Sans les deux photographes qui la flashent, personne n'aurait

remarqué cette vieille dame toute frêle. Madame Wust avance courbée sur une canne. Ses 85 ans l'obligent à mesurer chaque pas. Son visage est las. Sa façon de tirer sur sa cigarette, un rien vulgaire. Son dernier métier? Femme de ménage. Ses premiers mots, destinés aux photographes qui l'assaillent: «J'aurais dû me faire couper les cheveux.».

Cette vieille femme à l'air ordinaire est l'une des deux héroïnes du film qui fera l'ouverture du Festival de Berlin, le 10 février: Aimée et Jaguar (1). Derrière ses rides, Madame Wust cache un drame que même le plus audacieux réalisateur d'Hollywood n'aurait pas osé imaginer. L'histoire d'une passion entre une Allemande et une juive. Sur fond de national-socialisme.

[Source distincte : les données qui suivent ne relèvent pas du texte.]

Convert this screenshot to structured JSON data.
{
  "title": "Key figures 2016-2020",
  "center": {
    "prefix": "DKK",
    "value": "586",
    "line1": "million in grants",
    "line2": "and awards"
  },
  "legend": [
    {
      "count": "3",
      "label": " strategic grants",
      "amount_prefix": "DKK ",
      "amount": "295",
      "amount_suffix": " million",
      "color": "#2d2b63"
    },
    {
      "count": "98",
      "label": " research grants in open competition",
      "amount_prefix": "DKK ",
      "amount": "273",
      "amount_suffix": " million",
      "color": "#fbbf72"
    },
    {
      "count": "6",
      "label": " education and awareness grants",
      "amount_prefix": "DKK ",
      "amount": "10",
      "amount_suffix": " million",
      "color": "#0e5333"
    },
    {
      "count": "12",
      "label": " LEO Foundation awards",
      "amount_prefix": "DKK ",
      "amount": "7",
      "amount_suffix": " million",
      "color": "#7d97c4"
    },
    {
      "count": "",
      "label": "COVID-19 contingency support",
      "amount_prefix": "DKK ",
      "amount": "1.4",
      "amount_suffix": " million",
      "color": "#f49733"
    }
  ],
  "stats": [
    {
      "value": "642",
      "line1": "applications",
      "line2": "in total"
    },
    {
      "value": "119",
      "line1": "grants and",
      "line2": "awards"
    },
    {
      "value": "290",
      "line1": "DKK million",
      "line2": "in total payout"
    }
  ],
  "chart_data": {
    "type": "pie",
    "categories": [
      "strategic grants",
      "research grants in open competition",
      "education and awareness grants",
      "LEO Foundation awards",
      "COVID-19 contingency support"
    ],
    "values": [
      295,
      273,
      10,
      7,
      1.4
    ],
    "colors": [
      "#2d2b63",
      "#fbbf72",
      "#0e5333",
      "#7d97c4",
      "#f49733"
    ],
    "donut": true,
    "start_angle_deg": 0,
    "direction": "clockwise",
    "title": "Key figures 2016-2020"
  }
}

En 1942, Elisabeth Wust est une jeune épouse modèle, surnommée Lilly. Mère de quatre garçons, décorée à ce titre de la médaille de bronze du mérite maternel. Son mari, employé de banque, se bat dans les rangs de la Wehrmacht. Ce n'est pas un «Nazi fanatique», assure-t-elle: juste un «bon Allemand», convaincu que «l'Allemagne doit retrouver sa grandeur». Les enfants jouent aux petits soldats avec un Hitler en terre cuite. L'horizon de madame Wust est clairement défini: «Avoir des enfants, laver les langes, s'occuper de la maison, du mari.»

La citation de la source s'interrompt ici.